I believe in Sherlock Holmes. And black crepe mourning bands. And there's a C-note in it for anyone able to dissuade me of one of those beliefs.


  1. I recall finding an announcement of the "death" in a 1893 UK paper and feeling a bit disappointed there was no mention of fans wearing mourning, etc. I suspect this will always remain one of those bits of fan lore we can't prove. But we have seen something similar in the #believeinsherlock movement two years ago, so who knows?

  2. This seems a safe bet on your part as, unless Adrian Doyle or John Carr wrote in a diary somewhere that they fabricated the armband incident, it is unlikely that such proof will be forthcoming.

    It is impossible to disprove a negative (no one wore armbands to mourn the death of Sherlock Holmes in 1893), the lack of contemporary citations does increase the likelihood of Phil Bergem's theory. The fact that Reginald Pound's 1967 "Mirror of the Century" mentions it in a slightly different form does necessarily mean he had a separate, different source with which to site the story. Possible, but not probable.

    I'm not one of those persons who believe "When the legend becomes fact, print the legend." Nor do I believe that refuting the armband legend diminishes Sherlock Holmes one iota. I think the truth is fascinating, if messy, enough. The real anguish of the death of a fictional character reader felt that we can verify through different, independent sources is certainly sufficient to show the high regard Holmes was held in.

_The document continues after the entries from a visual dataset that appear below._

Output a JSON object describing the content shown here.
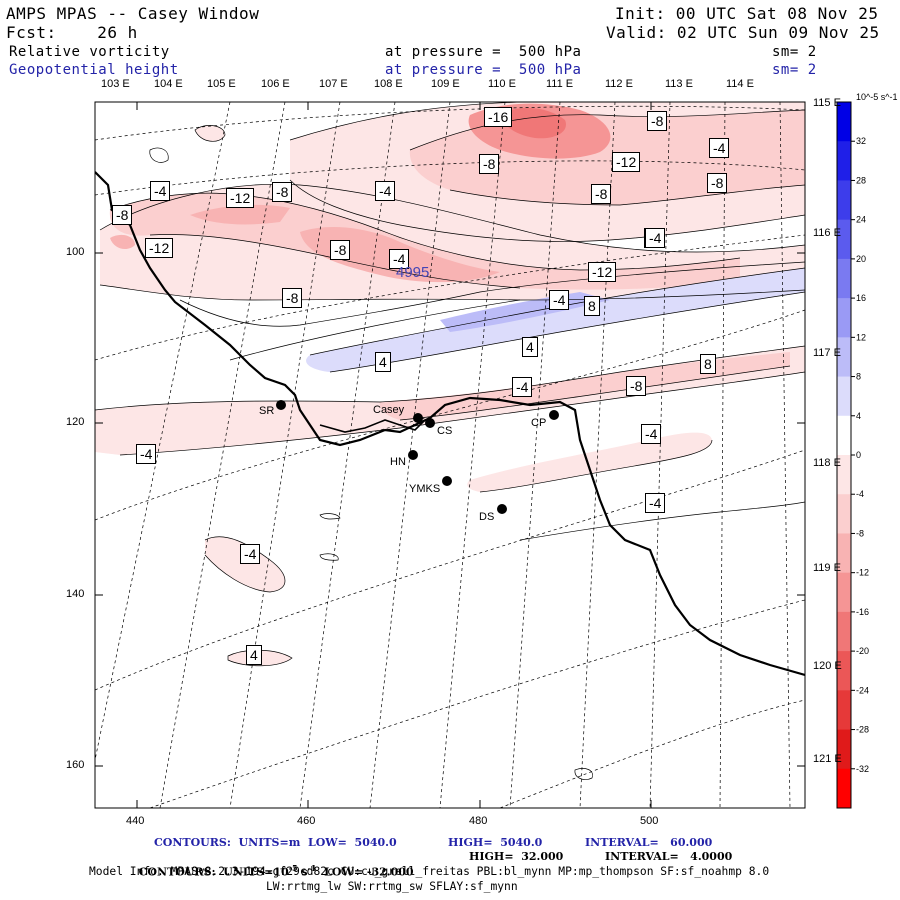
{
  "header": {
    "title": "AMPS MPAS -- Casey Window",
    "fcst": "Fcst:    26 h",
    "init": "Init: 00 UTC Sat 08 Nov 25",
    "valid": "Valid: 02 UTC Sun 09 Nov 25",
    "field1_name": "Relative vorticity",
    "field1_level": "at pressure =  500 hPa",
    "field1_sm": "sm= 2",
    "field2_name": "Geopotential height",
    "field2_level": "at pressure =  500 hPa",
    "field2_sm": "sm= 2"
  },
  "top_lon_labels": [
    "103 E",
    "104 E",
    "105 E",
    "106 E",
    "107 E",
    "108 E",
    "109 E",
    "110 E",
    "111 E",
    "112 E",
    "113 E",
    "114 E"
  ],
  "right_lon_labels": [
    "115 E",
    "116 E",
    "117 E",
    "118 E",
    "119 E",
    "120 E",
    "121 E"
  ],
  "left_axis_labels": [
    "100",
    "120",
    "140",
    "160"
  ],
  "bottom_axis_labels": [
    "440",
    "460",
    "480",
    "500"
  ],
  "stations": [
    {
      "name": "SR"
    },
    {
      "name": "Casey"
    },
    {
      "name": "CS"
    },
    {
      "name": "HN"
    },
    {
      "name": "YMKS"
    },
    {
      "name": "CP"
    },
    {
      "name": "DS"
    }
  ],
  "contour_labels": [
    {
      "text": "-16"
    },
    {
      "text": "-8"
    },
    {
      "text": "-4"
    },
    {
      "text": "-8"
    },
    {
      "text": "-12"
    },
    {
      "text": "-8"
    },
    {
      "text": "-8"
    },
    {
      "text": "-4"
    },
    {
      "text": "-8"
    },
    {
      "text": "-12"
    },
    {
      "text": "-8"
    },
    {
      "text": "-4"
    },
    {
      "text": "-8"
    },
    {
      "text": "-4"
    },
    {
      "text": "-12"
    },
    {
      "text": "-12"
    },
    {
      "text": "-8"
    },
    {
      "text": "-4"
    },
    {
      "text": "4"
    },
    {
      "text": "8"
    },
    {
      "text": "-4"
    },
    {
      "text": "4"
    },
    {
      "text": "8"
    },
    {
      "text": "-8"
    },
    {
      "text": "-4"
    },
    {
      "text": "-4"
    },
    {
      "text": "-4"
    },
    {
      "text": "-4"
    },
    {
      "text": "4"
    },
    {
      "text": "-4"
    },
    {
      "text": "-4"
    }
  ],
  "height_label": "4995",
  "colorbar": {
    "unit": "10^-5 s^-1",
    "ticks": [
      "32",
      "28",
      "24",
      "20",
      "16",
      "12",
      "8",
      "4",
      "0",
      "-4",
      "-8",
      "-12",
      "-16",
      "-20",
      "-24",
      "-28",
      "-32"
    ],
    "colors": [
      "#0000e6",
      "#1f1fe8",
      "#3d3deb",
      "#5b5bee",
      "#7a7af1",
      "#9a9af5",
      "#bcbcf8",
      "#dcdcfb",
      "#ffffff",
      "#fde6e6",
      "#fbcfcf",
      "#f8b3b3",
      "#f59595",
      "#f07777",
      "#eb5757",
      "#e63939",
      "#e01a1a",
      "#ff0000"
    ]
  },
  "footer": {
    "line1_a": "CONTOURS:  UNITS=m  LOW=  5040.0",
    "line1_b": "HIGH=  5040.0",
    "line1_c": "INTERVAL=   60.000",
    "line2_a": "CONTOURS:  UNITS=10",
    "line2_exp": "-5",
    "line2_b": " s",
    "line2_exp2": "-1",
    "line2_c": "  LOW= -32.000",
    "line2_d": "HIGH=  32.000",
    "line2_e": "INTERVAL=   4.0000",
    "line3": "Model Info: MPASv8.2.3-194-gf29cd82c CU:cu_grell_freitas PBL:bl_mynn MP:mp_thompson SF:sf_noahmp 8.0",
    "line4": "LW:rrtmg_lw SW:rrtmg_sw SFLAY:sf_mynn"
  }
}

    Belief is a tricky thing. Doyle believed in the Cottingley fairies despite overwhelming proof to the contrary. I would never say that there was not one man or woman in Victorian England who wore black crepe in mourning for Holmes after the publication of "The Final Problem". But let us see one news story, one contemporary diary entry to corroborate Carr. "Only those things the heart believes are true" maybe fine for misty-eyed Sherlockians but Holmes had a different view: "This Agency stands flat-footed upon the ground, and there it must remain. The world is big enough for us. No ghosts need apply."

  3. You should have joined the "can't disprove a negative" club in the comments to the previous post. This time around I'm asking the black mourning band deniers to prove a positive -- their own myth that Adrian Conan Doyle supplied Carr with a lie. Anything else is calling John Dickson Carr a bald-faced liar, which is easy to do since he's not around to say otherwise. I'm not promoting fairies, I'm defending the honor of a fine writer of another era. And "misty-eyed Sherlockians?" I'll stand with them against big ol' jerk Sherlockians any day!

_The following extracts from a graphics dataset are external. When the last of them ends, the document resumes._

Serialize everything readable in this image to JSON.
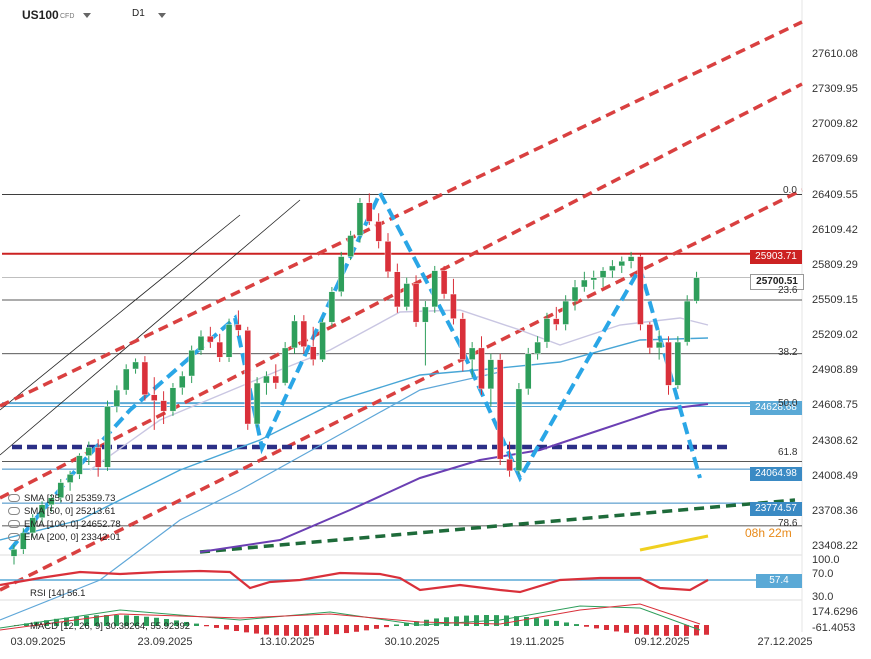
{
  "header": {
    "symbol": "US100",
    "type": "CFD",
    "timeframe": "D1"
  },
  "price_axis": {
    "ticks": [
      "27610.08",
      "27309.95",
      "27009.82",
      "26709.69",
      "26409.55",
      "26109.42",
      "25809.29",
      "25509.15",
      "25209.02",
      "24908.89",
      "24608.75",
      "24308.62",
      "24008.49",
      "23708.36",
      "23408.22"
    ],
    "badges": [
      {
        "label": "25903.71",
        "color": "#cc2222"
      },
      {
        "label": "25700.51",
        "color": "#ffffff",
        "text": "#222",
        "border": "#999"
      },
      {
        "label": "24628.68",
        "color": "#5aa9d6"
      },
      {
        "label": "24064.98",
        "color": "#3a8ac4"
      },
      {
        "label": "23774.57",
        "color": "#3a8ac4"
      }
    ],
    "timer": "08h 22m"
  },
  "fib_labels": [
    "0.0",
    "23.6",
    "38.2",
    "50.0",
    "61.8",
    "78.6"
  ],
  "rsi": {
    "label": "RSI [14]",
    "value": "56.1",
    "ticks": [
      "100.0",
      "70.0",
      "30.0"
    ],
    "badge": "57.4"
  },
  "macd": {
    "label": "MACD [12, 26, 9]",
    "v1": "30.38264",
    "v2": "55.92392",
    "ticks": [
      "174.6296",
      "-61.4053"
    ]
  },
  "legend": [
    {
      "label": "SMA [25, 0]",
      "value": "25359.73"
    },
    {
      "label": "SMA [50, 0]",
      "value": "25213.61"
    },
    {
      "label": "EMA [100, 0]",
      "value": "24652.78"
    },
    {
      "label": "EMA [200, 0]",
      "value": "23342.01"
    }
  ],
  "x_axis": [
    "03.09.2025",
    "23.09.2025",
    "13.10.2025",
    "30.10.2025",
    "19.11.2025",
    "09.12.2025",
    "27.12.2025"
  ],
  "colors": {
    "up": "#2e9e5b",
    "down": "#d9303a",
    "resistance": "#cc2222",
    "channel": "#d94040",
    "pattern": "#2aa6e6"
  },
  "chart_data": {
    "type": "candlestick",
    "candles": [
      [
        23320,
        23420,
        23250,
        23380
      ],
      [
        23380,
        23560,
        23340,
        23520
      ],
      [
        23520,
        23680,
        23480,
        23650
      ],
      [
        23650,
        23790,
        23600,
        23760
      ],
      [
        23760,
        23850,
        23700,
        23820
      ],
      [
        23820,
        23980,
        23780,
        23950
      ],
      [
        23950,
        24050,
        23880,
        24020
      ],
      [
        24020,
        24200,
        23980,
        24180
      ],
      [
        24180,
        24300,
        24100,
        24250
      ],
      [
        24250,
        24320,
        24000,
        24080
      ],
      [
        24080,
        24650,
        24050,
        24600
      ],
      [
        24600,
        24780,
        24550,
        24740
      ],
      [
        24740,
        24960,
        24700,
        24920
      ],
      [
        24920,
        25010,
        24880,
        24980
      ],
      [
        24980,
        25030,
        24650,
        24700
      ],
      [
        24700,
        24850,
        24400,
        24650
      ],
      [
        24650,
        24730,
        24450,
        24560
      ],
      [
        24560,
        24800,
        24520,
        24760
      ],
      [
        24760,
        24900,
        24700,
        24860
      ],
      [
        24860,
        25120,
        24800,
        25080
      ],
      [
        25080,
        25250,
        25040,
        25200
      ],
      [
        25200,
        25280,
        25100,
        25150
      ],
      [
        25150,
        25220,
        24980,
        25020
      ],
      [
        25020,
        25350,
        24980,
        25300
      ],
      [
        25300,
        25420,
        25200,
        25250
      ],
      [
        25250,
        25280,
        24400,
        24450
      ],
      [
        24450,
        24850,
        24420,
        24800
      ],
      [
        24800,
        24900,
        24700,
        24860
      ],
      [
        24860,
        24960,
        24750,
        24800
      ],
      [
        24800,
        25150,
        24780,
        25100
      ],
      [
        25100,
        25380,
        25050,
        25330
      ],
      [
        25330,
        25380,
        25050,
        25110
      ],
      [
        25110,
        25280,
        24950,
        25000
      ],
      [
        25000,
        25350,
        24980,
        25320
      ],
      [
        25320,
        25620,
        25280,
        25580
      ],
      [
        25580,
        25920,
        25540,
        25880
      ],
      [
        25880,
        26100,
        25850,
        26060
      ],
      [
        26060,
        26380,
        26000,
        26340
      ],
      [
        26340,
        26420,
        26150,
        26180
      ],
      [
        26180,
        26250,
        25950,
        26010
      ],
      [
        26010,
        26080,
        25700,
        25750
      ],
      [
        25750,
        25820,
        25400,
        25450
      ],
      [
        25450,
        25700,
        25420,
        25650
      ],
      [
        25650,
        25720,
        25280,
        25320
      ],
      [
        25320,
        25500,
        24950,
        25450
      ],
      [
        25450,
        25800,
        25400,
        25760
      ],
      [
        25760,
        25800,
        25520,
        25560
      ],
      [
        25560,
        25690,
        25300,
        25350
      ],
      [
        25350,
        25400,
        24900,
        25000
      ],
      [
        25000,
        25150,
        24850,
        25100
      ],
      [
        25100,
        25200,
        24700,
        24750
      ],
      [
        24750,
        25050,
        24600,
        25000
      ],
      [
        25000,
        25050,
        24100,
        24150
      ],
      [
        24150,
        24300,
        24000,
        24050
      ],
      [
        24050,
        24800,
        24020,
        24750
      ],
      [
        24750,
        25100,
        24700,
        25050
      ],
      [
        25050,
        25200,
        25000,
        25150
      ],
      [
        25150,
        25400,
        25100,
        25350
      ],
      [
        25350,
        25450,
        25250,
        25300
      ],
      [
        25300,
        25550,
        25250,
        25500
      ],
      [
        25500,
        25680,
        25420,
        25620
      ],
      [
        25620,
        25750,
        25580,
        25680
      ],
      [
        25680,
        25760,
        25600,
        25700
      ],
      [
        25700,
        25790,
        25620,
        25760
      ],
      [
        25760,
        25850,
        25700,
        25800
      ],
      [
        25800,
        25880,
        25740,
        25840
      ],
      [
        25840,
        25920,
        25780,
        25880
      ],
      [
        25880,
        25900,
        25250,
        25300
      ],
      [
        25300,
        25320,
        25050,
        25100
      ],
      [
        25100,
        25250,
        25000,
        25150
      ],
      [
        25150,
        25200,
        24700,
        24780
      ],
      [
        24780,
        25200,
        24750,
        25150
      ],
      [
        25150,
        25550,
        25120,
        25500
      ],
      [
        25500,
        25750,
        25480,
        25700
      ]
    ]
  }
}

    1. I read this post first and "Standing with the black crepe mourning band" second and I frankly didn't read the comment section for it, so apologizes for that. Adrian had a bad reputation among Sherlockians of a certain era. Carr's biography presents a delightful anecdote, accepted for many years as fact but called in to question by subsequent scholars who cannot find independent verification. The theory that Adrian is responsible for the armband story as a way to increase his father's stature, especially in light of Hesketh Pearson's biography, is a reasonable one. It is also reasonable to believe that Carr had access to information that verifies the armband story. It is just as reasonable for Peter Calamai to ask fellow Sherlockians to help him find that verification. As I don't have Phil Bergem and Peter Calamai's writings in front of me, I cannot state for certain that they raised these issues in a way offensive or insulting to Carr, but my memory of them is that they did not.

      Your defense of Carr's reputation is noble and not misplaced. But his reputation is not a house of cards that will come tumbling down if it turns out the armband story is an embellishment. Watson was known "occasionally to embellish", according to Holmes, and his stature seems secure.

      Your Benjamin is safe in your wallet, or under the mattress, as I doubt a smoking gun is forthcoming to prove "Adrian Conan Doyle supplied Carr with a lie".